George Shaw brings his haunting My Back to Nature series of paintings to the National Gallery

Olivia McEwan
George Shaw's The Living and The Dead, which takes inspiration from the blue robes of the Virgin

George Shaw is best known for his highly detailed renditions of high streets and urban scenes from middle England, favouring enamel paint more commonly used for Airfix models. These deliberately unspectacular, eerie images reached their widest audiences following his nomination for the Turner Prize in 2011.

It is fascinating, then, to see how this traditional painter has responded to the National Gallery collection following his two year residency as Rootstein Hopkins Associate Artist. Unlike the slightly one-dimensional effort of the previous artist in residence (Michael Landy, who recreated the paintings’ inhabitant saints as kinetic sculptures), Shaw applies his own careful, studied style to a series of woodland scenes, subtly revealing layer upon layer of links with and reactions to the National’s permanent collection, which will satisfy both casual visitors and art historical buffs.

On an immediate level, the sequence of empty woodland studies highlights the stage-like role played by landscape in pieces throughout the gallery, which are often used as suitably generic or innocuous backgrounds for religious scenes or hunting portraits. The series – entitled My Back to Nature – also explores our relationship to this ‘background’, with litter and pornographic debris discarded among trees and leaves. Given Shaw’s characteristically dispassionate rendering, this is less a preachy comment than quiet observance (he admits his apprehension regarding the phrase “Back to Nature” and what we really mean by it).

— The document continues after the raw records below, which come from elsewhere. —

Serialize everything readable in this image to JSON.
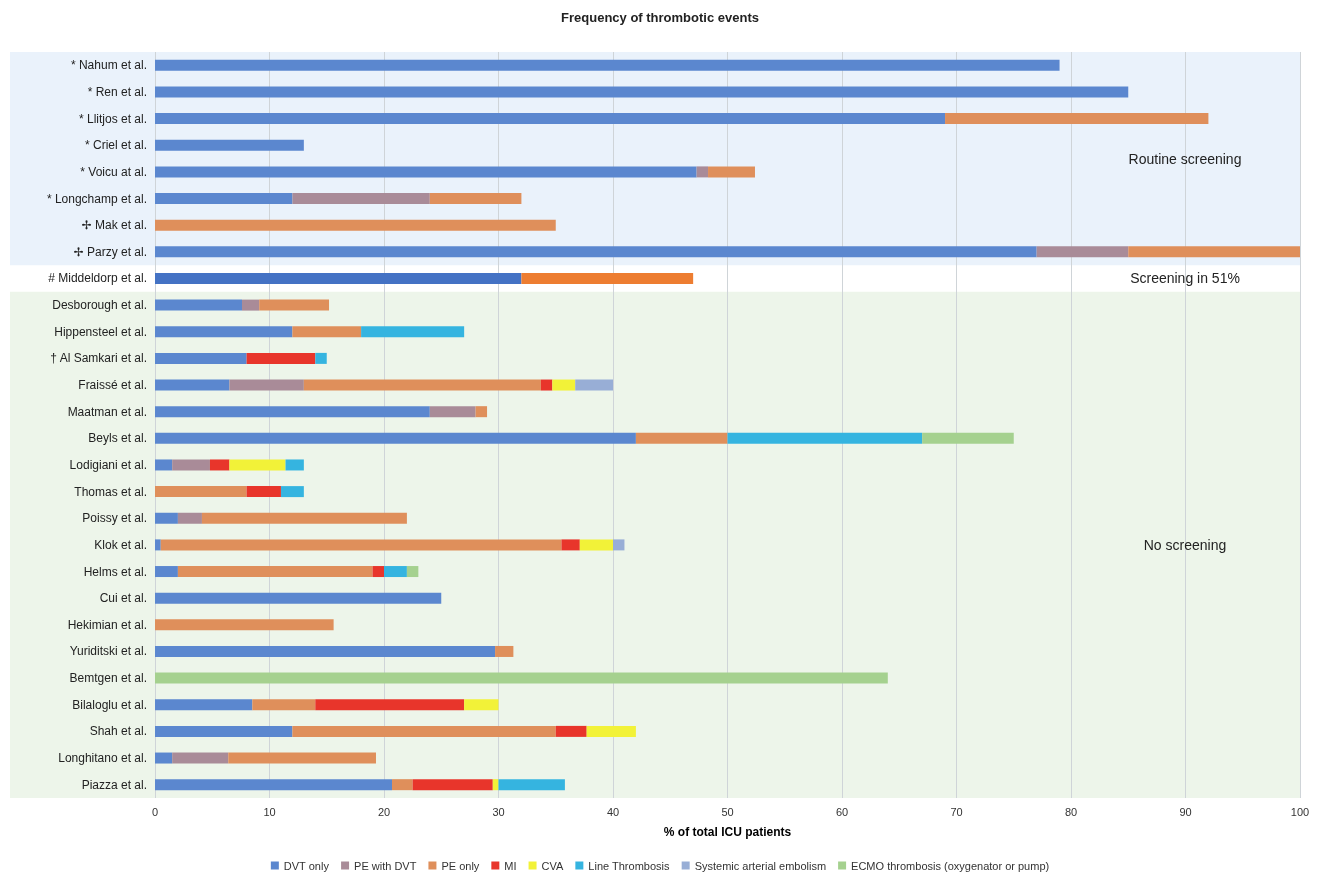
{
  "chart_data": {
    "type": "bar",
    "orientation": "horizontal",
    "stacked": true,
    "title": "Frequency of thrombotic events",
    "xlabel": "% of total ICU patients",
    "categories": [
      "* Nahum et al.",
      "* Ren et al.",
      "* Llitjos et al.",
      "* Criel et al.",
      "* Voicu at al.",
      "* Longchamp et al.",
      "✢ Mak et al.",
      "✢ Parzy et al.",
      "# Middeldorp et al.",
      "Desborough et al.",
      "Hippensteel et al.",
      "† Al Samkari et al.",
      "Fraissé et al.",
      "Maatman et al.",
      "Beyls et al.",
      "Lodigiani et al.",
      "Thomas et al.",
      "Poissy et al.",
      "Klok et al.",
      "Helms et al.",
      "Cui et al.",
      "Hekimian et al.",
      "Yuriditski et al.",
      "Bemtgen et al.",
      "Bilaloglu et al.",
      "Shah et al.",
      "Longhitano et al.",
      "Piazza et al."
    ],
    "series": [
      {
        "name": "DVT only",
        "color": "#5b87cf",
        "colors": [
          "#5b87cf",
          "#5b87cf",
          "#5b87cf",
          "#5b87cf",
          "#5b87cf",
          "#5b87cf",
          "#5b87cf",
          "#5b87cf",
          "#4472c4",
          "#5b87cf",
          "#5b87cf",
          "#5b87cf",
          "#5b87cf",
          "#5b87cf",
          "#5b87cf",
          "#5b87cf",
          "#5b87cf",
          "#5b87cf",
          "#5b87cf",
          "#5b87cf",
          "#5b87cf",
          "#5b87cf",
          "#5b87cf",
          "#5b87cf",
          "#5b87cf",
          "#5b87cf",
          "#5b87cf",
          "#5b87cf"
        ],
        "values": [
          79,
          85,
          69,
          13,
          47.3,
          12,
          null,
          77,
          32,
          7.6,
          12,
          8,
          6.5,
          24,
          42,
          1.5,
          null,
          2,
          0.5,
          2,
          25,
          null,
          29.7,
          null,
          8.5,
          12,
          1.5,
          20.7
        ]
      },
      {
        "name": "PE with DVT",
        "color": "#a98b98",
        "values": [
          null,
          null,
          null,
          null,
          1,
          12,
          null,
          8,
          null,
          1.5,
          null,
          null,
          6.5,
          4,
          null,
          3.3,
          null,
          2.1,
          null,
          null,
          null,
          null,
          null,
          null,
          null,
          null,
          4.9,
          null
        ]
      },
      {
        "name": "PE only",
        "color": "#df8f5b",
        "colors": [
          "#df8f5b",
          "#df8f5b",
          "#df8f5b",
          "#df8f5b",
          "#df8f5b",
          "#df8f5b",
          "#df8f5b",
          "#df8f5b",
          "#ed7d31",
          "#df8f5b",
          "#df8f5b",
          "#df8f5b",
          "#df8f5b",
          "#df8f5b",
          "#df8f5b",
          "#df8f5b",
          "#df8f5b",
          "#df8f5b",
          "#df8f5b",
          "#df8f5b",
          "#df8f5b",
          "#df8f5b",
          "#df8f5b",
          "#df8f5b",
          "#df8f5b",
          "#df8f5b",
          "#df8f5b",
          "#df8f5b"
        ],
        "values": [
          null,
          null,
          23,
          null,
          4.1,
          8,
          35,
          15,
          15,
          6.1,
          6,
          null,
          20.7,
          1,
          8,
          null,
          8,
          17.9,
          35,
          17,
          null,
          15.6,
          1.6,
          null,
          5.5,
          23,
          12.9,
          1.8
        ]
      },
      {
        "name": "MI",
        "color": "#e8352b",
        "values": [
          null,
          null,
          null,
          null,
          null,
          null,
          null,
          null,
          null,
          null,
          null,
          6,
          1,
          null,
          null,
          1.7,
          3,
          null,
          1.6,
          1,
          null,
          null,
          null,
          null,
          13,
          2.7,
          null,
          7
        ]
      },
      {
        "name": "CVA",
        "color": "#f2f238",
        "values": [
          null,
          null,
          null,
          null,
          null,
          null,
          null,
          null,
          null,
          null,
          null,
          null,
          2,
          null,
          null,
          4.9,
          null,
          null,
          2.9,
          null,
          null,
          null,
          null,
          null,
          3,
          4.3,
          null,
          0.5
        ]
      },
      {
        "name": "Line Thrombosis",
        "color": "#35b4e0",
        "values": [
          null,
          null,
          null,
          null,
          null,
          null,
          null,
          null,
          null,
          null,
          9,
          1,
          null,
          null,
          17,
          1.6,
          2,
          null,
          null,
          2,
          null,
          null,
          null,
          null,
          null,
          null,
          null,
          5.8
        ]
      },
      {
        "name": "Systemic arterial embolism",
        "color": "#98aed6",
        "values": [
          null,
          null,
          null,
          null,
          null,
          null,
          null,
          null,
          null,
          null,
          null,
          null,
          3.3,
          null,
          null,
          null,
          null,
          null,
          1,
          null,
          null,
          null,
          null,
          null,
          null,
          null,
          null,
          null
        ]
      },
      {
        "name": "ECMO thrombosis (oxygenator or pump)",
        "color": "#a5d18f",
        "values": [
          null,
          null,
          null,
          null,
          null,
          null,
          null,
          null,
          null,
          null,
          null,
          null,
          null,
          null,
          8,
          null,
          null,
          null,
          null,
          1,
          null,
          null,
          null,
          64,
          null,
          null,
          null,
          null
        ]
      }
    ],
    "xlim": [
      0,
      100
    ],
    "xticks": [
      0,
      10,
      20,
      30,
      40,
      50,
      60,
      70,
      80,
      90,
      100
    ],
    "grid": "x",
    "legend": "bottom",
    "annotations": [
      "Screening in 51%"
    ],
    "bands": [
      {
        "axis": "y",
        "from": "* Nahum et al.",
        "to": "✢ Parzy et al.",
        "label": "Routine screening",
        "color": "#eaf2fb"
      },
      {
        "axis": "y",
        "from": "Desborough et al.",
        "to": "Piazza et al.",
        "label": "No screening",
        "color": "#edf5ea"
      }
    ]
  }
}
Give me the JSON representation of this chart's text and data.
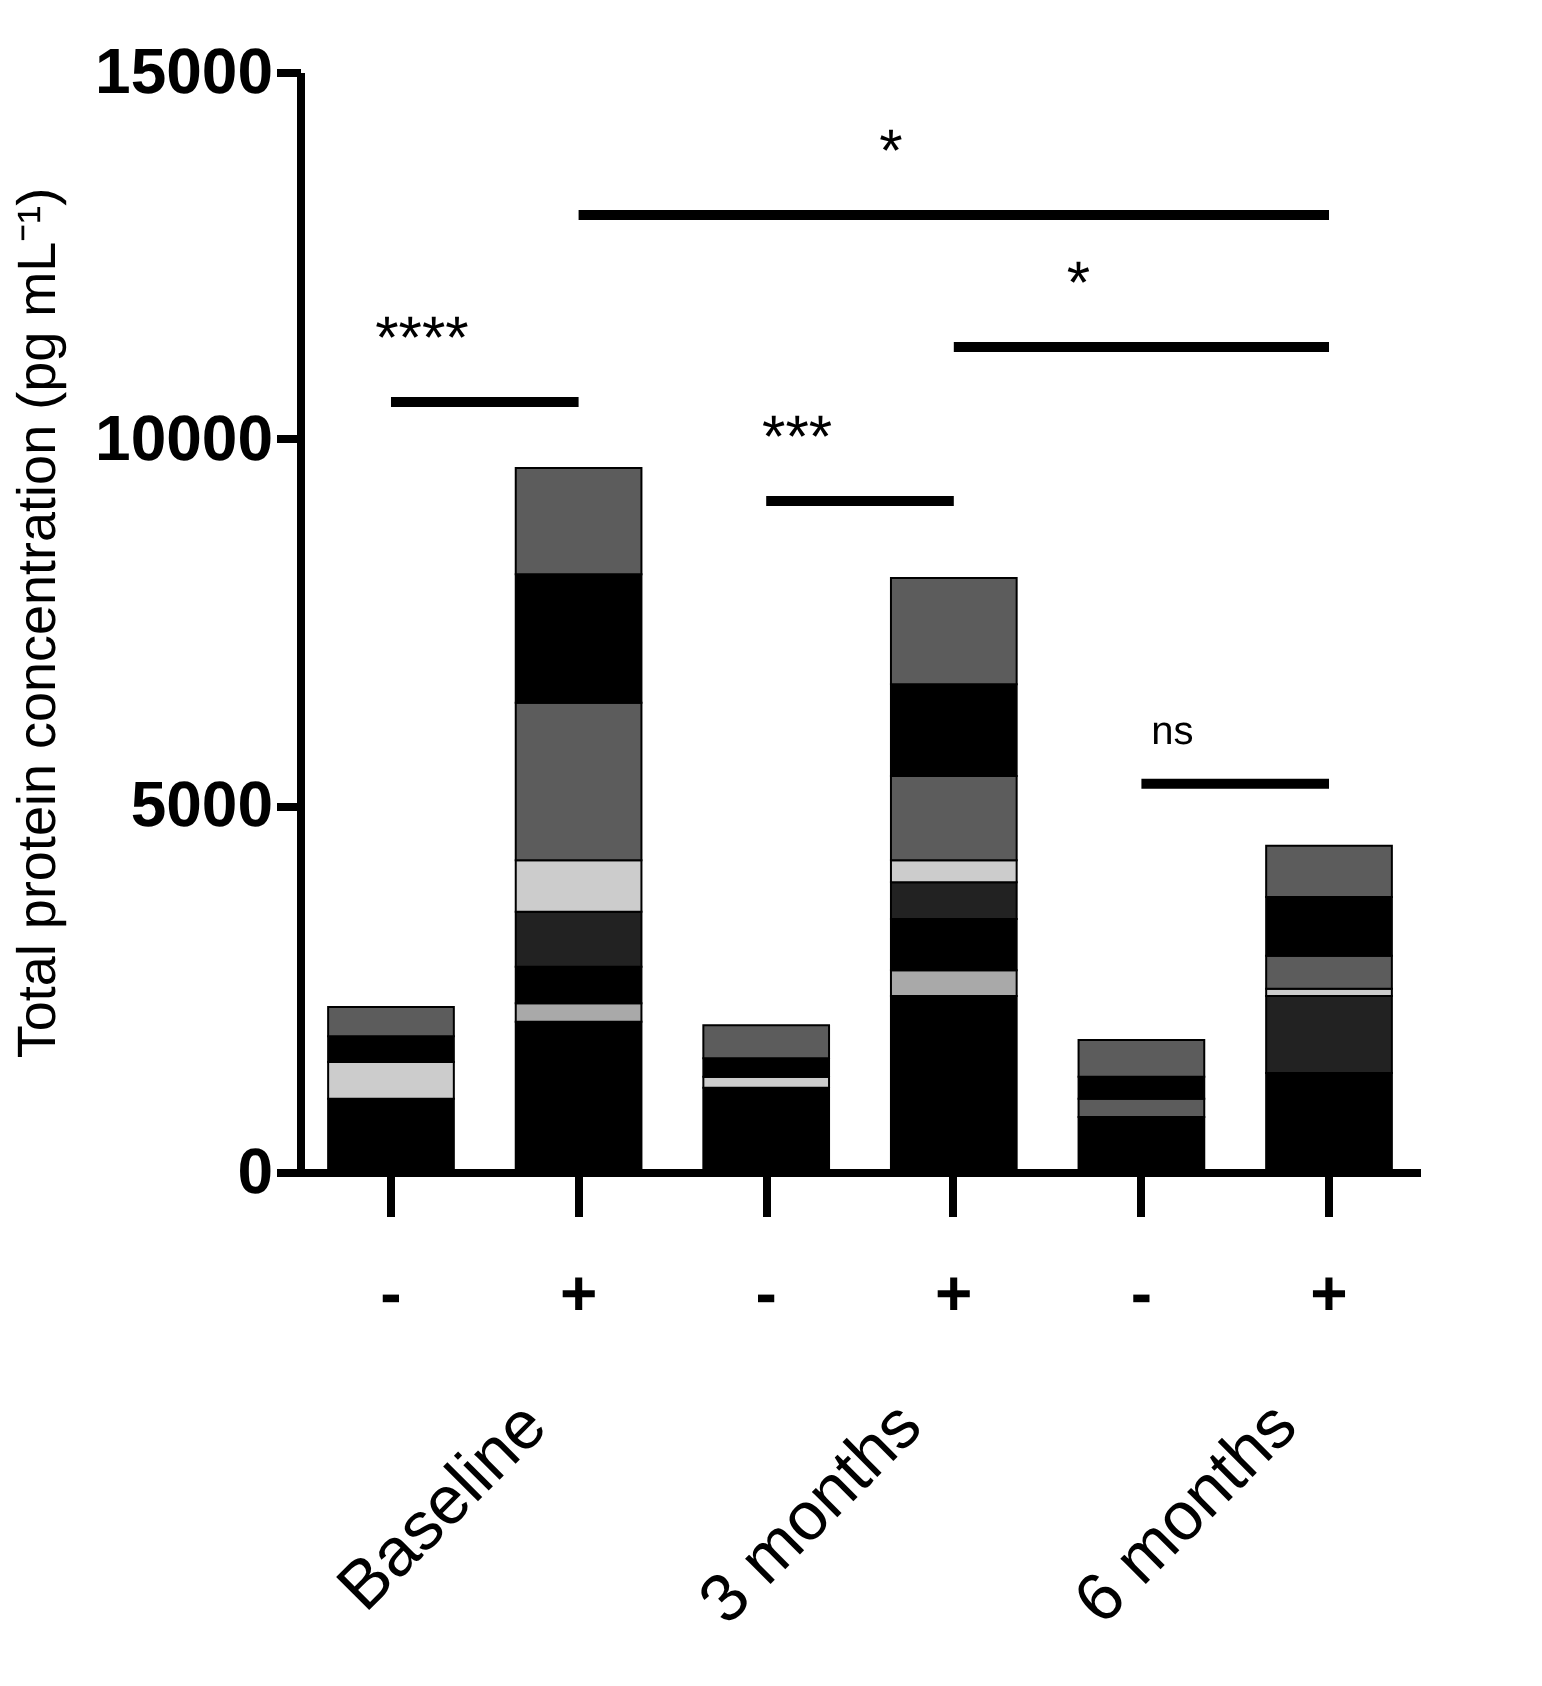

George Shaw’s The Old Country

The series also presents Shaw’s own version of the National’s collection. The trees in each piece are the focus, as in a portrait, and the painter says he challenged himself to “treat inanimate objects like a tree as a person… seeing faces and limbs”. Indeed, each ‘portrait’ evokes a distinct personality through its bark and form. Elsewhere, the blue drapery worn by the Virgin in religious paintings is evoked by a blue tarpaulin rotting on some branches; Shaw has captured the mysterious aura experienced by viewers of early genre paintings, hinting at hidden symbolism and meaning.

The title of each work references both lofty art historical significance and more earthy humour: The Rude Screen’ puns on the Medieval wooden Rood screen used in English churches, Tree of Whatever’ evokes a blasé attitude to nature where once it held mystical significance, a sequence of nude self portraits wryly entitled The Loneliness of the Middle-Aged Life Model pokes fun at the poor models-for-hire who pop up in Caravaggios or Velazquez genre works.

It’s a pleasure to see the relevance of fantastic, but wholly unostentatious, painterly skill in an era heavy with hyper-realism and conceptualism. Shaw’s is a unique voice that responds with quiet grace and intelligence to the challenge set by the National’s collection.